Car dealers are spending money to prepare for what many expect to be a coming wave of new electric models from manufacturers, installing charging stations, upgrading service bays and retraining staff to better accommodate the new technology. Many are not so sure “middle America” is ready yet, citing a distinct lack of existing charging infrastructure outside major cities.
The buzz – particularly from investors and major car manufacturers is real – but many car dealers are still struggling to square that enthusiasm with the reality that battery-powered vehicles made up fewer than 2% of U.S. auto sales last year.
In the meantime, auto makers are moving aggressively to expand their electric-vehicle (EV) offerings, with dozens of new models set to arrive in the coming years. Some, like GM, are setting firm targets for when they plan to phase out gas-powered cars entirely. This puts many dealers in a delicate spot: They are trying to adjust, but unsure whether and how fast customers will actually make the switch.
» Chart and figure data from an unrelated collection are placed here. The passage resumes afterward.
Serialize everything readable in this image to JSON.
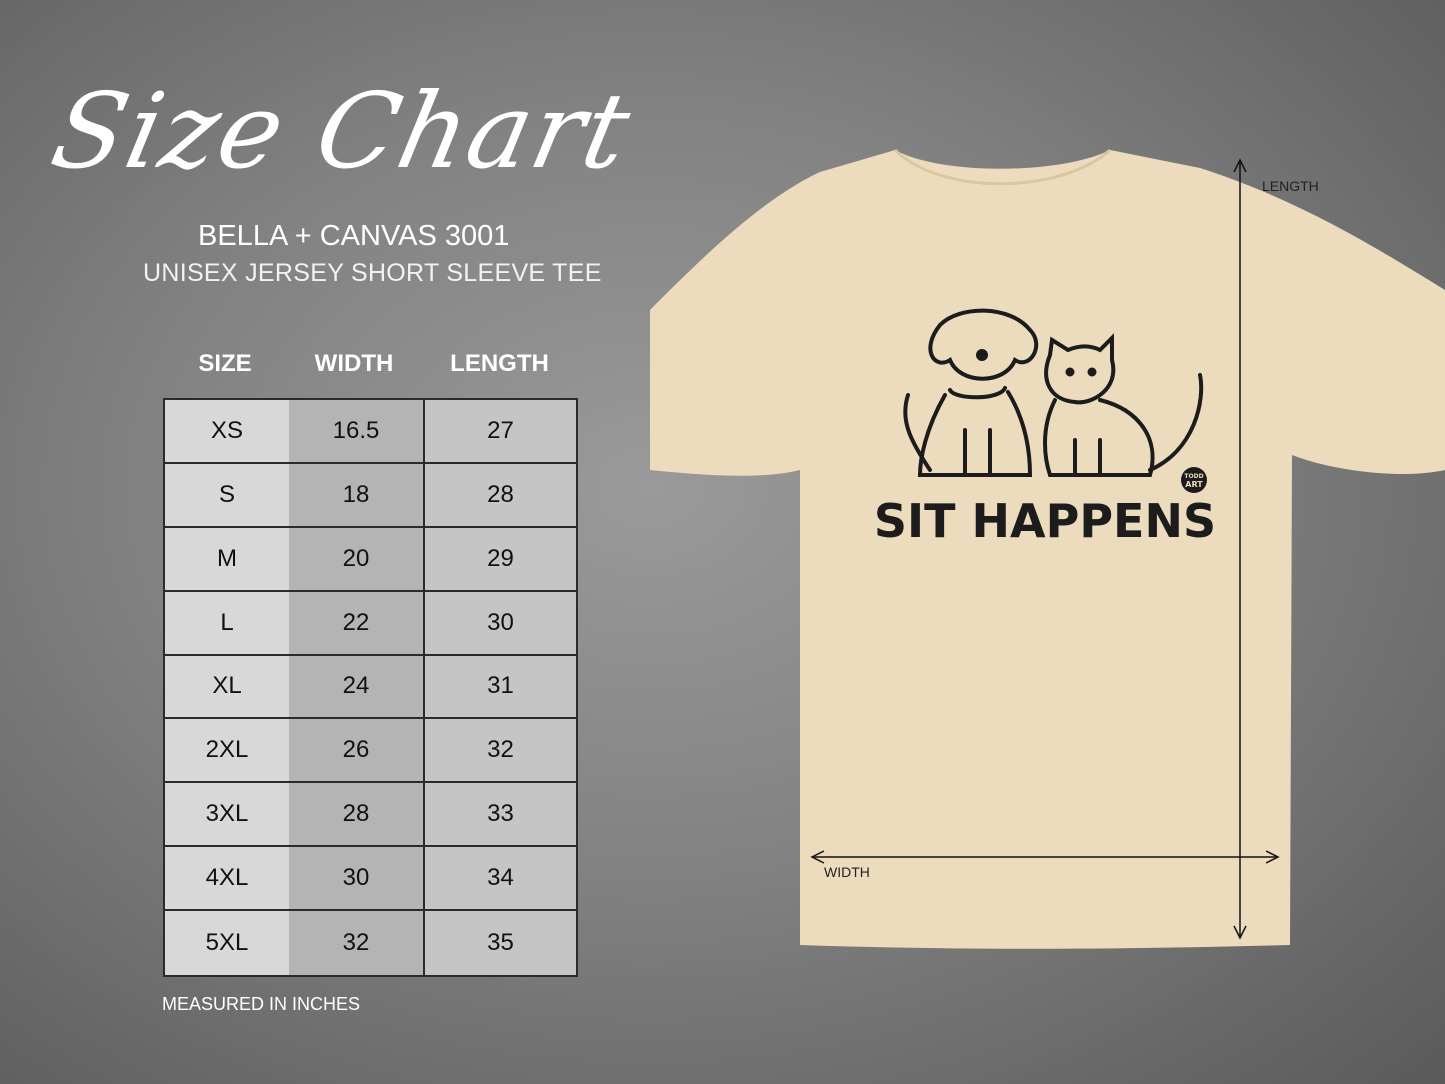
{
  "title": "Size Chart",
  "brand": "BELLA + CANVAS 3001",
  "model": "UNISEX JERSEY SHORT SLEEVE TEE",
  "table": {
    "headers": [
      "SIZE",
      "WIDTH",
      "LENGTH"
    ],
    "rows": [
      [
        "XS",
        "16.5",
        "27"
      ],
      [
        "S",
        "18",
        "28"
      ],
      [
        "M",
        "20",
        "29"
      ],
      [
        "L",
        "22",
        "30"
      ],
      [
        "XL",
        "24",
        "31"
      ],
      [
        "2XL",
        "26",
        "32"
      ],
      [
        "3XL",
        "28",
        "33"
      ],
      [
        "4XL",
        "30",
        "34"
      ],
      [
        "5XL",
        "32",
        "35"
      ]
    ]
  },
  "note": "MEASURED IN INCHES",
  "shirt": {
    "color": "#ecdcbd",
    "design_text": "SIT HAPPENS",
    "logo_text": [
      "TODD",
      "ART"
    ],
    "length_label": "LENGTH",
    "width_label": "WIDTH"
  }
}
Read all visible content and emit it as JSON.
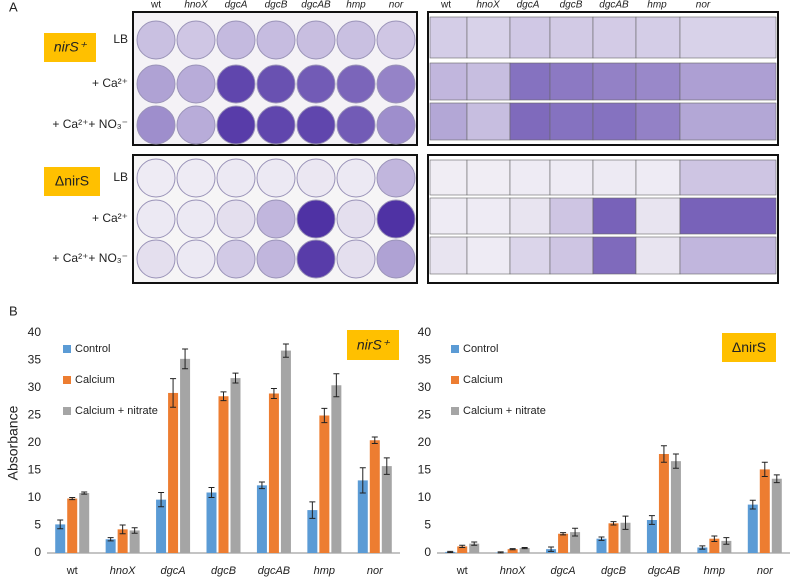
{
  "panel_labels": [
    "A",
    "B"
  ],
  "panel_a": {
    "columns": [
      "wt",
      "hnoX",
      "dgcA",
      "dgcB",
      "dgcAB",
      "hmp",
      "nor"
    ],
    "rows": [
      "LB",
      "+ Ca²⁺",
      "+ Ca²⁺+ NO₃⁻"
    ],
    "strains": [
      "nirS⁺",
      "ΔnirS"
    ]
  },
  "chart_data": [
    {
      "type": "bar",
      "title": "nirS⁺",
      "y_label": "Absorbance",
      "categories": [
        "wt",
        "hnoX",
        "dgcA",
        "dgcB",
        "dgcAB",
        "hmp",
        "nor"
      ],
      "ylim": [
        0,
        40
      ],
      "yticks": [
        0,
        5,
        10,
        15,
        20,
        25,
        30,
        35,
        40
      ],
      "grid": false,
      "series": [
        {
          "name": "Control",
          "color": "#5b9bd5",
          "values": [
            5.2,
            2.5,
            9.7,
            11,
            12.3,
            7.8,
            13.2
          ],
          "errors": [
            0.8,
            0.3,
            1.3,
            0.9,
            0.6,
            1.5,
            2.3
          ]
        },
        {
          "name": "Calcium",
          "color": "#ed7d31",
          "values": [
            9.9,
            4.3,
            29.1,
            28.5,
            29,
            25,
            20.5
          ],
          "errors": [
            0.2,
            0.8,
            2.6,
            0.8,
            0.9,
            1.3,
            0.6
          ]
        },
        {
          "name": "Calcium + nitrate",
          "color": "#a5a5a5",
          "values": [
            10.9,
            4.1,
            35.3,
            31.8,
            36.8,
            30.5,
            15.8
          ],
          "errors": [
            0.2,
            0.5,
            1.8,
            0.9,
            1.2,
            2.1,
            1.5
          ]
        }
      ]
    },
    {
      "type": "bar",
      "title": "ΔnirS",
      "categories": [
        "wt",
        "hnoX",
        "dgcA",
        "dgcB",
        "dgcAB",
        "hmp",
        "nor"
      ],
      "ylim": [
        0,
        40
      ],
      "yticks": [
        0,
        5,
        10,
        15,
        20,
        25,
        30,
        35,
        40
      ],
      "grid": false,
      "series": [
        {
          "name": "Control",
          "color": "#5b9bd5",
          "values": [
            0.2,
            0.1,
            0.7,
            2.6,
            6,
            1,
            8.8
          ],
          "errors": [
            0.1,
            0.1,
            0.4,
            0.3,
            0.8,
            0.3,
            0.8
          ]
        },
        {
          "name": "Calcium",
          "color": "#ed7d31",
          "values": [
            1.2,
            0.7,
            3.5,
            5.4,
            18,
            2.6,
            15.2
          ],
          "errors": [
            0.2,
            0.1,
            0.2,
            0.3,
            1.5,
            0.5,
            1.3
          ]
        },
        {
          "name": "Calcium + nitrate",
          "color": "#a5a5a5",
          "values": [
            1.7,
            0.9,
            3.8,
            5.5,
            16.7,
            2.2,
            13.5
          ],
          "errors": [
            0.3,
            0.1,
            0.7,
            1.2,
            1.3,
            0.6,
            0.7
          ]
        }
      ]
    }
  ]
}
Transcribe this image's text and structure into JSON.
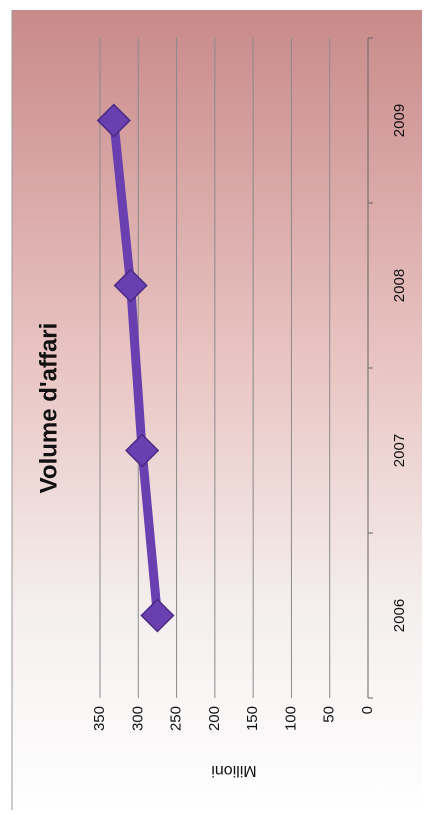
{
  "chart_data": {
    "type": "line",
    "title": "Volume d'affari",
    "y_label": "Milioni",
    "categories": [
      "2006",
      "2007",
      "2008",
      "2009"
    ],
    "series": [
      {
        "name": "Volume d'affari",
        "color": "#6a3fb0",
        "values": [
          275,
          295,
          310,
          332
        ]
      }
    ],
    "ylim": [
      0,
      350
    ],
    "yticks": [
      0,
      50,
      100,
      150,
      200,
      250,
      300,
      350
    ],
    "grid": true
  }
}
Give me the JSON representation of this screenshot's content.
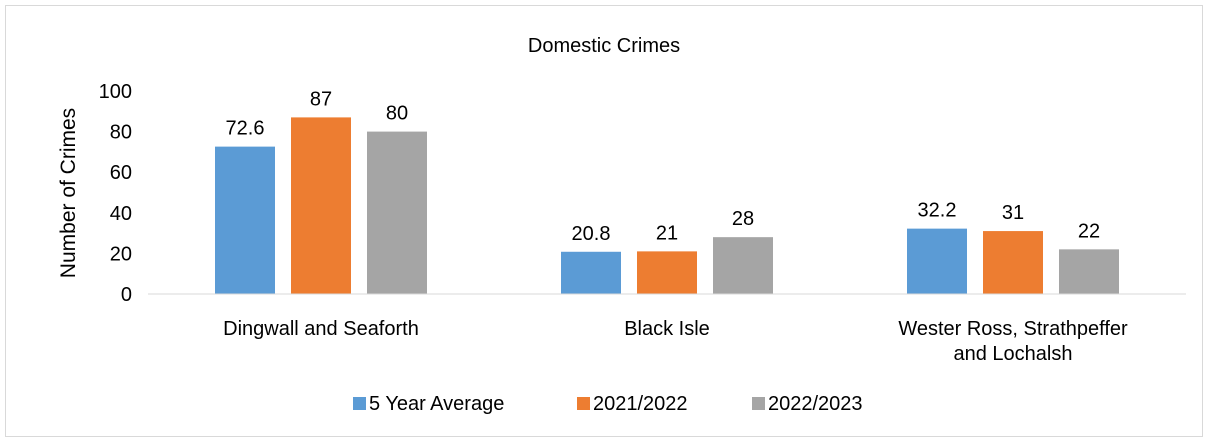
{
  "chart_data": {
    "type": "bar",
    "title": "Domestic Crimes",
    "xlabel": "",
    "ylabel": "Number of Crimes",
    "ylim": [
      0,
      100
    ],
    "yticks": [
      0,
      20,
      40,
      60,
      80,
      100
    ],
    "grid": false,
    "legend_position": "bottom",
    "categories": [
      [
        "Dingwall and Seaforth"
      ],
      [
        "Black Isle"
      ],
      [
        "Wester Ross, Strathpeffer",
        "and Lochalsh"
      ]
    ],
    "series": [
      {
        "name": "5 Year Average",
        "color": "#5b9bd5",
        "values": [
          72.6,
          20.8,
          32.2
        ]
      },
      {
        "name": "2021/2022",
        "color": "#ed7d31",
        "values": [
          87,
          21,
          31
        ]
      },
      {
        "name": "2022/2023",
        "color": "#a5a5a5",
        "values": [
          80,
          28,
          22
        ]
      }
    ]
  }
}
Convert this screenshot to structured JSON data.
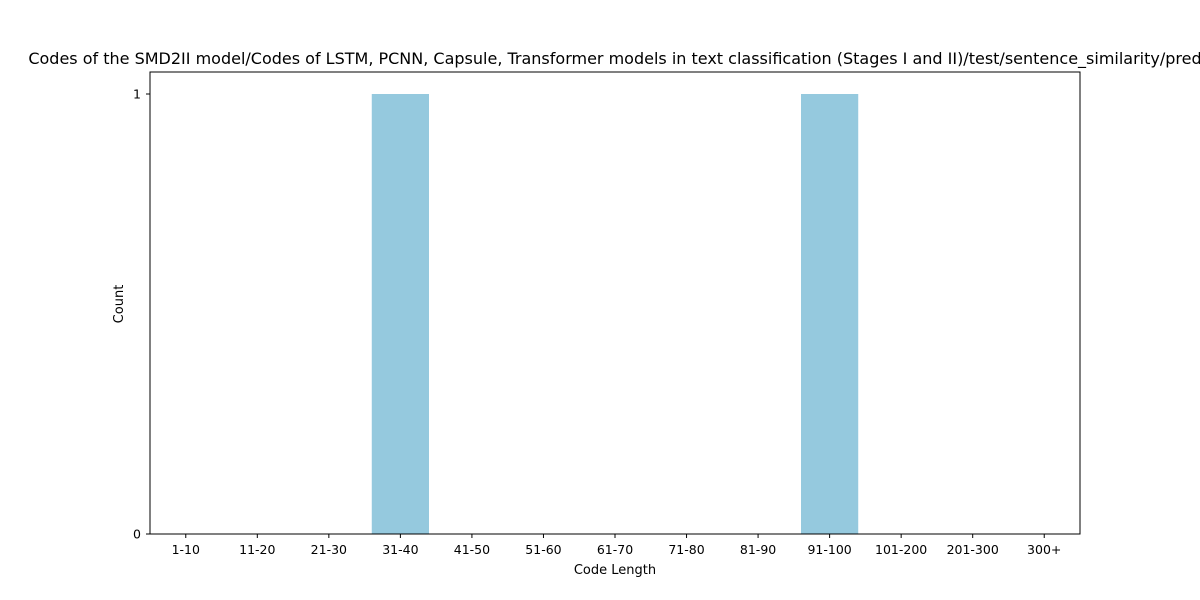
{
  "chart_data": {
    "type": "bar",
    "title": "Codes of the SMD2II model/Codes of LSTM, PCNN, Capsule, Transformer models in text classification (Stages I and II)/test/sentence_similarity/pred",
    "xlabel": "Code Length",
    "ylabel": "Count",
    "categories": [
      "1-10",
      "11-20",
      "21-30",
      "31-40",
      "41-50",
      "51-60",
      "61-70",
      "71-80",
      "81-90",
      "91-100",
      "101-200",
      "201-300",
      "300+"
    ],
    "values": [
      0,
      0,
      0,
      1,
      0,
      0,
      0,
      0,
      0,
      1,
      0,
      0,
      0
    ],
    "ylim": [
      0,
      1
    ],
    "yticks": [
      "0",
      "1"
    ],
    "bar_color": "#95c9de",
    "grid": false,
    "legend": "none"
  }
}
Past attempts by car companies to expand EV sales have largely flopped, saddling retailers with unsold inventory. Even now, some dealers say they are reluctant to stock too many EV models. Car companies have promised for years to make electric cars mainstream, but to date most have produced only low-volume, niche models.
Some shoppers are also unsure, citing a lack of public charging stations.
To solve problems like this, President Biden has said he wants to spend billions of dollars to upgrade the country’s charging infrastructure as part of a push to incentivize battery-powered cars. Ford, GM and other major car companies say they are confident in their new EV offerings and are training dealers to sell and service them. But it remains an uphill battle.
Volvo Cars CEO Håkan Samuelsson recently said that all future battery-electric vehicles would be sold exclusively online, and the price would be set centrally, eliminating haggling. Dealerships will still help deliver vehicles to customers and perform other services, like maintenance, he added.
GM recently dropped the sticker price of the all-electric Bolt and helped boost sales for the model in February. But demand remains relatively low.
After dealers figure out how to sell EVs, another problem awaits them in service bays. Service remains a big profit center for dealerships, and EVs typically have fewer mechanical parts and don’t require the same levels of service as gas-engine cars, such as oil changes.